Reduce dask cluster idle time with RDataframe

Dear expert,

I have been trying to use RDataframe with DASK to create histograms from flat ntuples.

Including the systematics variation, there are thousands of histograms that make it impossible to run in one shot (exceeding the memory limit on the scheduler).
I try to break it down into several small batches to reduce the size of the graph.

However, as seen in the benchmark plot, there is a very long idle time waiting for the previous RunGraph to finish and start the next one.

I was wondering if there is a better way to reduce idle time?

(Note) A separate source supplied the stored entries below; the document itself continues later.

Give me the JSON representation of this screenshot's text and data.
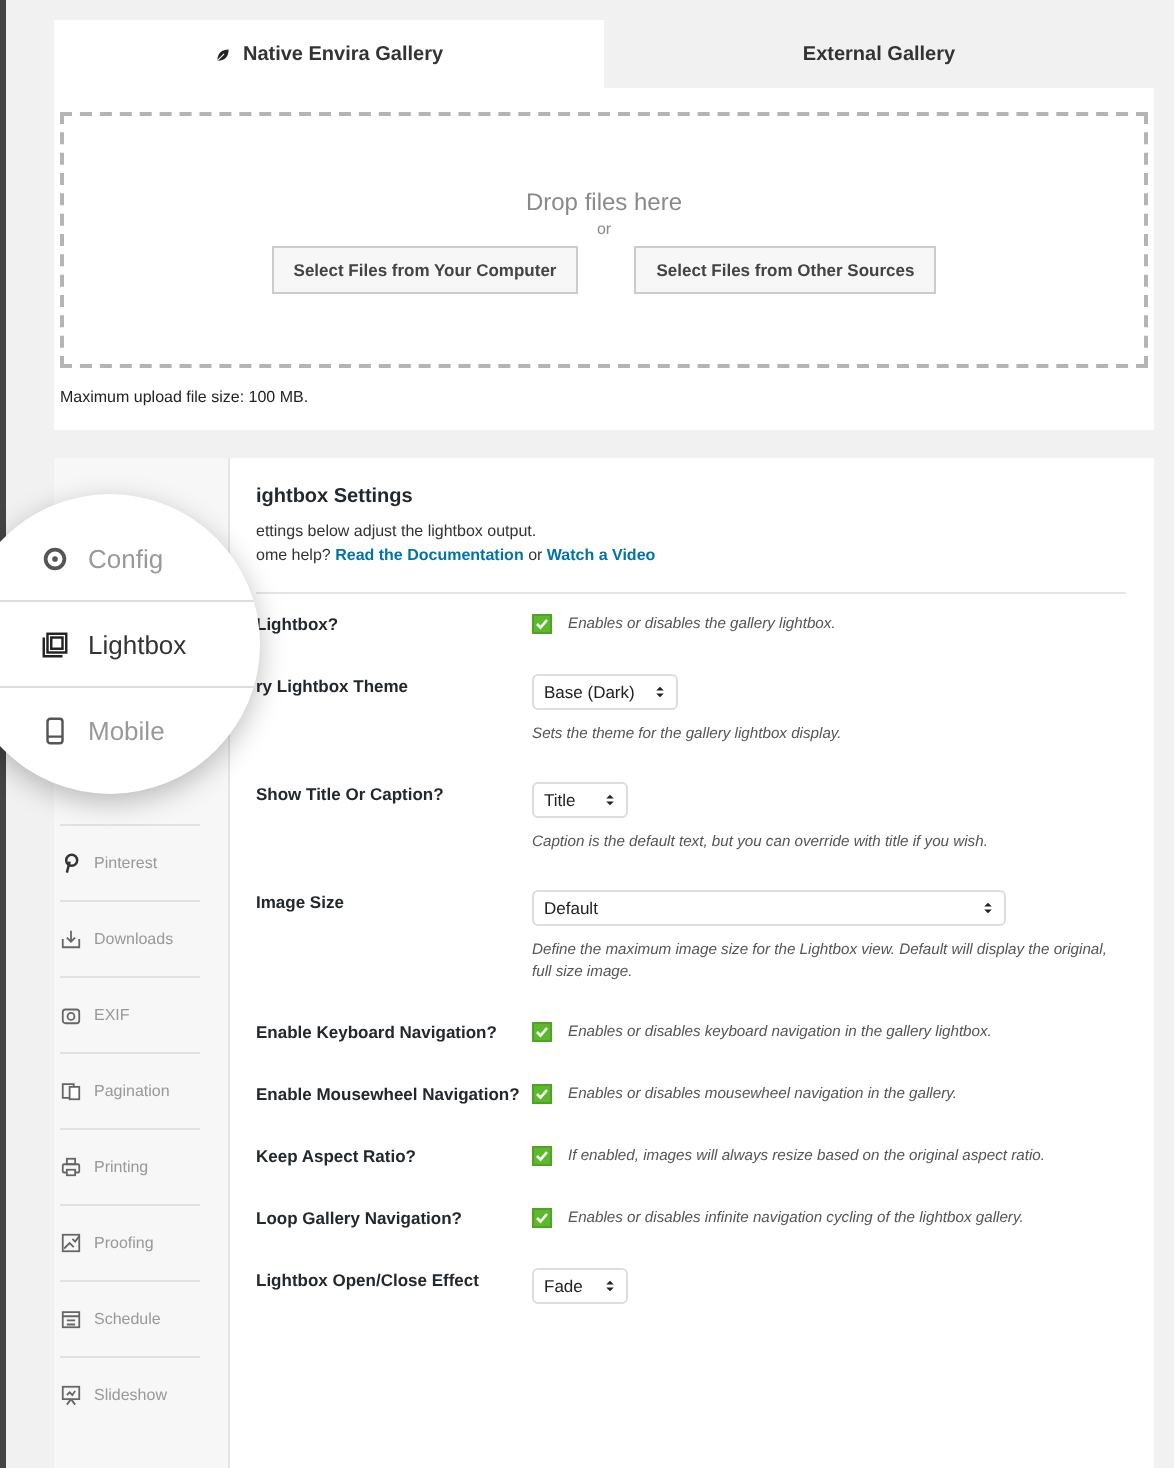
{
  "tabs": [
    {
      "label": "Native Envira Gallery",
      "kind": "native",
      "selected": true
    },
    {
      "label": "External Gallery",
      "kind": "external",
      "selected": false
    }
  ],
  "upload": {
    "drop_text": "Drop files here",
    "or_text": "or",
    "buttons": [
      "Select Files from Your Computer",
      "Select Files from Other Sources"
    ],
    "max_size": "Maximum upload file size: 100 MB."
  },
  "magnifier": {
    "items": [
      {
        "label": "Config",
        "selected": false
      },
      {
        "label": "Lightbox",
        "selected": true
      },
      {
        "label": "Mobile",
        "selected": false
      }
    ]
  },
  "sidebar": {
    "items": [
      {
        "label": "Pinterest"
      },
      {
        "label": "Downloads"
      },
      {
        "label": "EXIF"
      },
      {
        "label": "Pagination"
      },
      {
        "label": "Printing"
      },
      {
        "label": "Proofing"
      },
      {
        "label": "Schedule"
      },
      {
        "label": "Slideshow"
      }
    ]
  },
  "settings": {
    "title": "ightbox Settings",
    "intro": "ettings below adjust the lightbox output.",
    "help_prefix": "ome help?",
    "links": [
      "Read the Documentation",
      "Watch a Video"
    ],
    "link_joiner": "or",
    "rows": [
      {
        "label": "Lightbox?",
        "kind": "checkbox",
        "checked": true,
        "description": "Enables or disables the gallery lightbox."
      },
      {
        "label": "ry Lightbox Theme",
        "kind": "select",
        "value": "Base (Dark)",
        "description": "Sets the theme for the gallery lightbox display."
      },
      {
        "label": "Show Title Or Caption?",
        "kind": "select",
        "value": "Title",
        "description": "Caption is the default text, but you can override with title if you wish."
      },
      {
        "label": "Image Size",
        "kind": "wide-select",
        "value": "Default",
        "description": "Define the maximum image size for the Lightbox view. Default will display the original, full size image."
      },
      {
        "label": "Enable Keyboard Navigation?",
        "kind": "checkbox",
        "checked": true,
        "description": "Enables or disables keyboard navigation in the gallery lightbox."
      },
      {
        "label": "Enable Mousewheel Navigation?",
        "kind": "checkbox",
        "checked": true,
        "description": "Enables or disables mousewheel navigation in the gallery."
      },
      {
        "label": "Keep Aspect Ratio?",
        "kind": "checkbox",
        "checked": true,
        "description": "If enabled, images will always resize based on the original aspect ratio."
      },
      {
        "label": "Loop Gallery Navigation?",
        "kind": "checkbox",
        "checked": true,
        "description": "Enables or disables infinite navigation cycling of the lightbox gallery."
      },
      {
        "label": "Lightbox Open/Close Effect",
        "kind": "select",
        "value": "Fade"
      }
    ]
  }
}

Does RDataframe support something like fire_and_forget from dask.distributed


ROOT Version: ROOT 6.26/04
Platform: CentOS7
Compiler: gcc11


Hi @ytchoutw ,

and welcome to the ROOT forum!

@vpadulan might know. In principle the way to reduce the idle time is to run all event loops concurrently, but as you mentioned in your case it’s too memory intensive I am not sure what we could do.

Cheers,
Enrico

Dear @ytchoutw,

I am going to assume that in your case you are trying to process remote files via xrootd (e.g. by passing a list of filenames with the root:// prefix when creating the RDataFrame). In that case, most probably what you are experiencing is a delay in creating the tasks to be sent to Dask. In 6.26, RDataFrame needs to open all files to get the number of entries so that it can properly split the input dataset in different tasks. Opening a remote file is sometimes a costly operation (and of course scales linearly with the number of files you are processing). This limitation is removed in 6.28 (next ROOT release), so that the files are only opened once the tasks arrive on the distributed nodes. Your client application will create tasks without opening files.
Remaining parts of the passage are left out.